De la suppression du sénat et le renforcement des pouvoirs de l’assemblée nationaleDes participants ont demandé la suppression du sénat et l’exigence de l’aval du parlement pour la nomination aux hautes fonctions exécutives. Il s’agit-là de propositions très intéressantes pour la rationalisation des structures et l’équilibre des pouvoirs entre l’Exécutif et le législatif. L’Etat dépense un milliard d’UM par an pour entretenir un sénat dont l’utilité n’est pas évidente. Le mode d’élection de ce dernier est en outre injuste et favorise la corruption des élus locaux. Le redéploiement d’une partie de cette importante allocation budgétaire sur le budget de l’assemblée nationale permettra de renforcer les capacités de celle-ci en matière d’investigation et de contrôle de l’exécutif. Les députés doivent en effet bénéficier d’assistants techniques, experts et professionnels de tous genres, qui leur permettent de se faire une idée claire des dossiers qui leur sont soumis pour approbation et avis.

D’autre part, l’examen par les députés des nominations aux hautes fonctions de l’Etat aura au moins l’avantage de dissuader le président de la république de nommer des personnes de moralité douteuse et/ou sans compétences et qualifications comme c’est le cas aujourd’hui. Cela permettra aussi aux députés de renforcer leur contrôle sur l’administration et le fonctionnement des services publics.

De la suppression du Conseil Constitutionnel, du Conseil Islamique et de la Haute Cour de Justice
Aucun participant à notre connaissance n’a parlé de l’inutilité du Conseil Constitutionnel, du Conseil Islamique et la Haute Cour de Justice. Pourtant depuis qu’elle existe cette dernière n’a jugé personne et l’avis du conseil constitutionnel n’est demandé que pour revêtir un caractère juridique a des actions de l’exécutif qui ne le sont généralement pas.

Pire, l’homme que le président de la république a placé à sa tête n’a ni l’habilité intellectuelle ni la rectitude morale pour dire le droit. Ancien greffier ayant eu du mal à obtenir un diplôme de maitrise de droit de l’université de Nouakchott avant de s’investir corps et âme au service de Ould Taya, tristement célèbre depuis son passage au Ministère de l’Education Nationale, Sghair O M’Barek illustre parfaitement la médiocrité érigée en système de gouvernement. Personne ne sait exactement ce que fait le conseil islamique qui coute près de 70 millions par an à l’Etat.

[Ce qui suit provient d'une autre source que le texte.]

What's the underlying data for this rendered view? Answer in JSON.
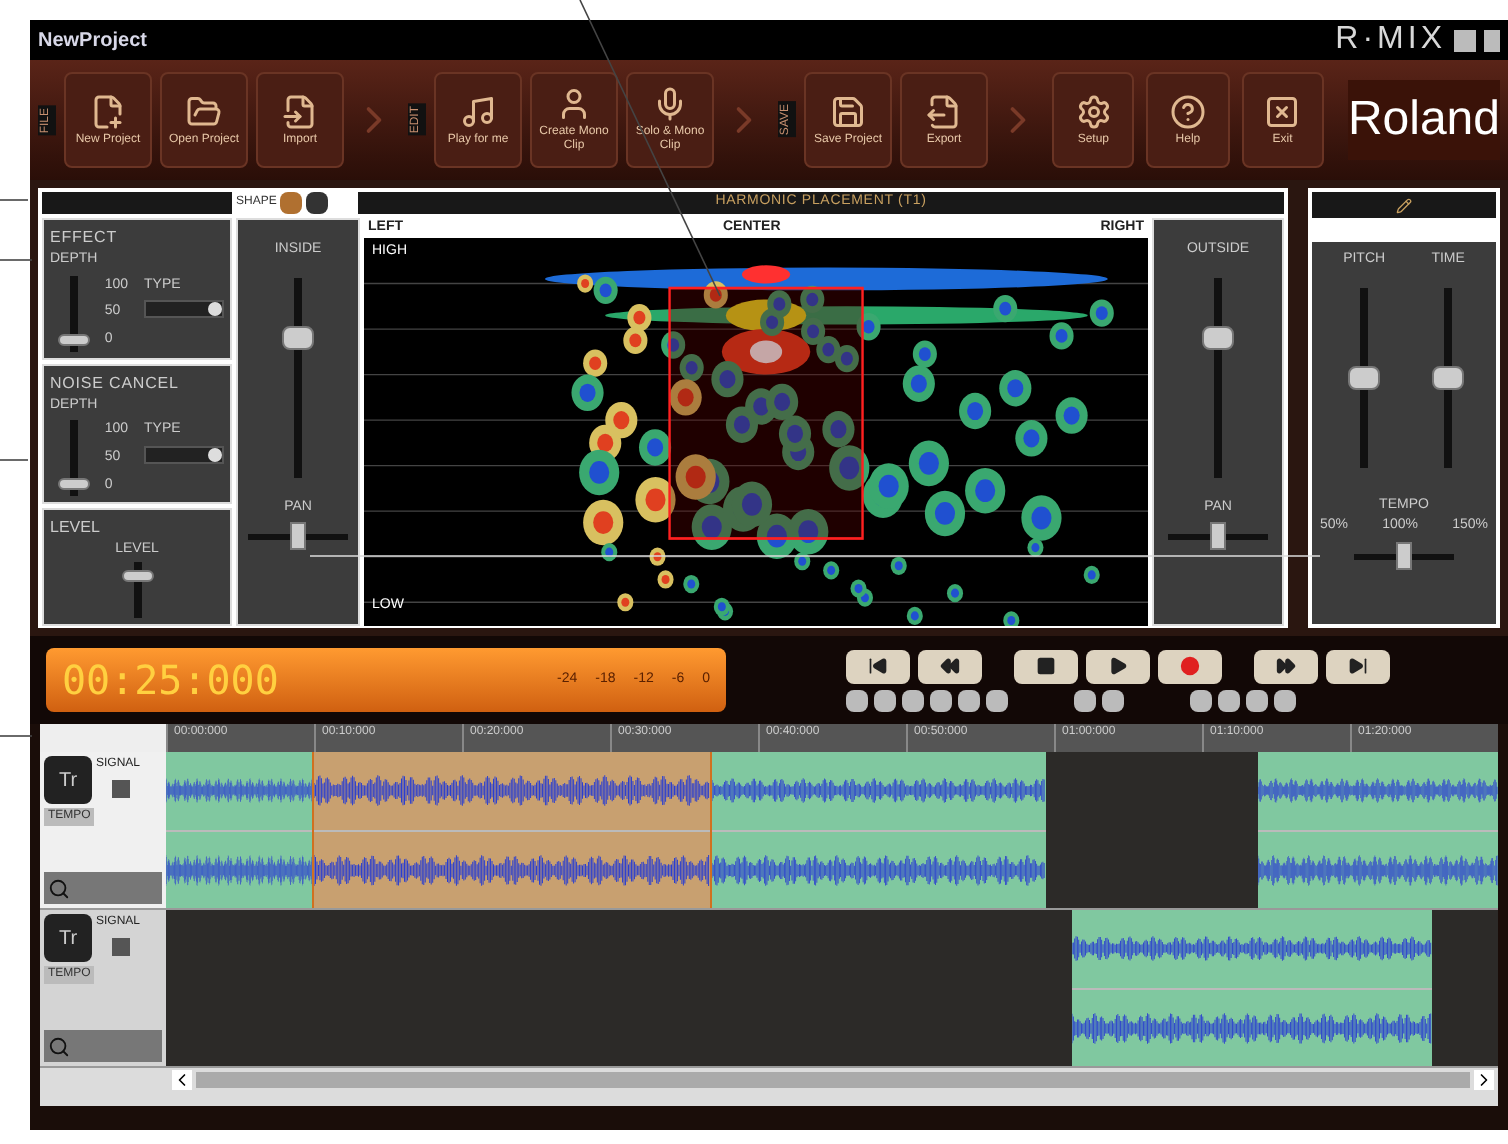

Nous ne comprenons pas pourquoi aucun participant n’a proposé la suppression du conseil islamique et transfert des attributions du conseil constitutionnel et la haute cour de justice a la cour suprême et en finir avec cette dualité qui caractérise les structures en charge des pouvoirs constitutionnels en Mauritanie.

Une telle démarche permettra d’économiser des ressources importantes qui peuvent être redéployées pour améliorer le fonctionnement de la justice. Déjà relativement bien payés, les juges souffrent d’un sentiment d’infériorité par rapport à l’exécutif qui trouve son origine dans le manque d’indépendance et le niveau de formation bas de la majorité d’entre eux.

Dans ce cas comme dans d’autres, la Mauritanie ne peut faire l’économie d’une amélioration significative des méthodes de recrutements et de gestion des hommes et femmes en charge des fonctions publiques.Le dialogue aura un sens s’il permet une avancée dans ce domaine. Autrement, la Mauritanie continuera à souffrir et le responsable en chef sera le président de la république au moment de rendre des comptes ici-bas ou au-delà. « Ô hommes! Craignez votre Seigneur et redoutez un jour où le père ne répondra en quoi que ce soit pour son enfant, ni l’enfant pour son père. La promesse d’Allah est vérité. Que la vie présente ne vous trompe donc pas, et que le Trompeur (Satan) ne vous induise pas en erreur sur Allah! » Luqman, verset 32.